In states like California, up to 20 percent of students are English Language Learners, but we’re not just talking about Spanish. ELLs speak 150 different languages in the U.S., and teachers find it challenging to navigate the learning landscape. Today on the EdTech Podcast, brought to you by MarketScale, host Daniel Litwin sat down with two education experts from Dallas-based Istation to discuss the nuances and best practices of quality English Language Learning: Jami Herbst, customer success professional development manager, and Julie Robinson, bilingual professional development specialist.

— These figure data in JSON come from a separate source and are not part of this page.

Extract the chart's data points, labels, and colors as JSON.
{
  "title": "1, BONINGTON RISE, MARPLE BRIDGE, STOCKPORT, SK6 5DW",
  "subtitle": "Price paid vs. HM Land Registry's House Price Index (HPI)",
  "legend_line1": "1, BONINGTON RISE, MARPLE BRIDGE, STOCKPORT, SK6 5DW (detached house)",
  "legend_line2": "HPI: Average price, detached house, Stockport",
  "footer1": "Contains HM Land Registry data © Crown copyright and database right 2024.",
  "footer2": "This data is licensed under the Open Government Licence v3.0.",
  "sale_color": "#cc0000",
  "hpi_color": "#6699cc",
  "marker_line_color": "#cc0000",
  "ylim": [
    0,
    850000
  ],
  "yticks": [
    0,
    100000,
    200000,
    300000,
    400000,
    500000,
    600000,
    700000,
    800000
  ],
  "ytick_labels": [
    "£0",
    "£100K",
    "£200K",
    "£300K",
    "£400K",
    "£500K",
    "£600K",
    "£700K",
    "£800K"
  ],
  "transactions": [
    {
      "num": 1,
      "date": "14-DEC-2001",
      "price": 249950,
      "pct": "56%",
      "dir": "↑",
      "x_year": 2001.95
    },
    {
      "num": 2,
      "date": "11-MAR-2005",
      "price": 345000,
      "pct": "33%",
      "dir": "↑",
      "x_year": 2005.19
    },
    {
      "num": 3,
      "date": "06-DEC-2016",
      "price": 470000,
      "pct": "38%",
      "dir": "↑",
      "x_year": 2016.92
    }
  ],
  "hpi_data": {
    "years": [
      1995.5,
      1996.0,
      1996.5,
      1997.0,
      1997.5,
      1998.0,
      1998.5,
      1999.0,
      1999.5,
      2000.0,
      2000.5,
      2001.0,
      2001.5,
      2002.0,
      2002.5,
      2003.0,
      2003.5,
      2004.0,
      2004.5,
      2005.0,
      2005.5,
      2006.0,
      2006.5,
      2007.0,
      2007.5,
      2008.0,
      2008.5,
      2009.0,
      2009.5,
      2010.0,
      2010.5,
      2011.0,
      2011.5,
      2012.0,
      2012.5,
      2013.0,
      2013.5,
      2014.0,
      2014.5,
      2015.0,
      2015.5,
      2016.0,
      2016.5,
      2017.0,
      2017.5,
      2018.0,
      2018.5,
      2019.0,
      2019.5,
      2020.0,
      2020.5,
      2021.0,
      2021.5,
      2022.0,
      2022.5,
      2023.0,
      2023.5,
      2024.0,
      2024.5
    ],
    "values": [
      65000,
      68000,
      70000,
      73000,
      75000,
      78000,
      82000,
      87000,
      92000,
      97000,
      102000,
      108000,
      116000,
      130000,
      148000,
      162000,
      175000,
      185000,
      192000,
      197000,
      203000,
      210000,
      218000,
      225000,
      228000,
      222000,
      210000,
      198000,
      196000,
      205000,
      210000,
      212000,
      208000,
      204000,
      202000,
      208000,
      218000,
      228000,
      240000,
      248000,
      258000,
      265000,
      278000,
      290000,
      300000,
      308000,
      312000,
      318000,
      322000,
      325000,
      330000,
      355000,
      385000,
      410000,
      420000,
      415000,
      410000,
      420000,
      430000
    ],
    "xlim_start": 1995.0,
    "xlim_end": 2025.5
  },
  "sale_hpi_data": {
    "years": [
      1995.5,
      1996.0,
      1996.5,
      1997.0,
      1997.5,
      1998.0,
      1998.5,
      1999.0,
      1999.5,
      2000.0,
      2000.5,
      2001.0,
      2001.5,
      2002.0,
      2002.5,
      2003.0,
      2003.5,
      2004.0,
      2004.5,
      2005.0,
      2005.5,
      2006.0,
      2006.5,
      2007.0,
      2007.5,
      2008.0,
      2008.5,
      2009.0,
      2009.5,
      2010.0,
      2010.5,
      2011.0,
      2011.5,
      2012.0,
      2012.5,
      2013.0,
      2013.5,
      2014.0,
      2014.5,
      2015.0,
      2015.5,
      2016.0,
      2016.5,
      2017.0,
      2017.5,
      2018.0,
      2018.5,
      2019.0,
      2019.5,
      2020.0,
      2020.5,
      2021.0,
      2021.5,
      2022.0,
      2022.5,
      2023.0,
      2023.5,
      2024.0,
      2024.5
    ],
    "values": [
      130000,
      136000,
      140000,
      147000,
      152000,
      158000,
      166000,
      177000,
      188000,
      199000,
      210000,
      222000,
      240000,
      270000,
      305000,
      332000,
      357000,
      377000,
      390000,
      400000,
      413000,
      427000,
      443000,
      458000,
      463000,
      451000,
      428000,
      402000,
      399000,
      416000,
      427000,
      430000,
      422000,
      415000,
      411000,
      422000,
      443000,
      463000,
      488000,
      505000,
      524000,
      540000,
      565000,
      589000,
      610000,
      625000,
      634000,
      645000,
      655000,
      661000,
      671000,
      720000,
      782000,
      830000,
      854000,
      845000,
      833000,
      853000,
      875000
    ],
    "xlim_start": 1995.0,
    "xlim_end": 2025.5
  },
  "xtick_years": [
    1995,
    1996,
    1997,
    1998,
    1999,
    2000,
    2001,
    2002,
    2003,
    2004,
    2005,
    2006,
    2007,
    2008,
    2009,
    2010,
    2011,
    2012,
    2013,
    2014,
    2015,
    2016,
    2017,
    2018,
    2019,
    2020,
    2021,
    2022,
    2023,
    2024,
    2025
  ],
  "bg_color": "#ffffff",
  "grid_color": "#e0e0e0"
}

Some school districts in more urban and suburban environments have ELL-specific classes, whereas rural areas may place ELLs in the general classroom. That’s a challenge for both the students and the teachers who are not trained or certified in this specialty of education.

“It’s just as stressful for the teacher as it is for the student,” Julie said. “As teachers, we should remember that each child brings something with them. Yes, there’s a barrier because of the language, but they’ve got knowledge coming in with them.”

Having taught in Costa Rica and Honduras, Jami pointed out that classroom cultures vary widely by country.

“Teachers should be culturally aware of what students are used to in the classroom, what makes them most productive, and what makes them tick,” she said.

Often, involvement in a student’s own learning and performance makes them tick.

“Personal time with the student is important, and going over the data is a way to do that,” Jami said. “Discussing the data with your student helps them take ownership of their success.”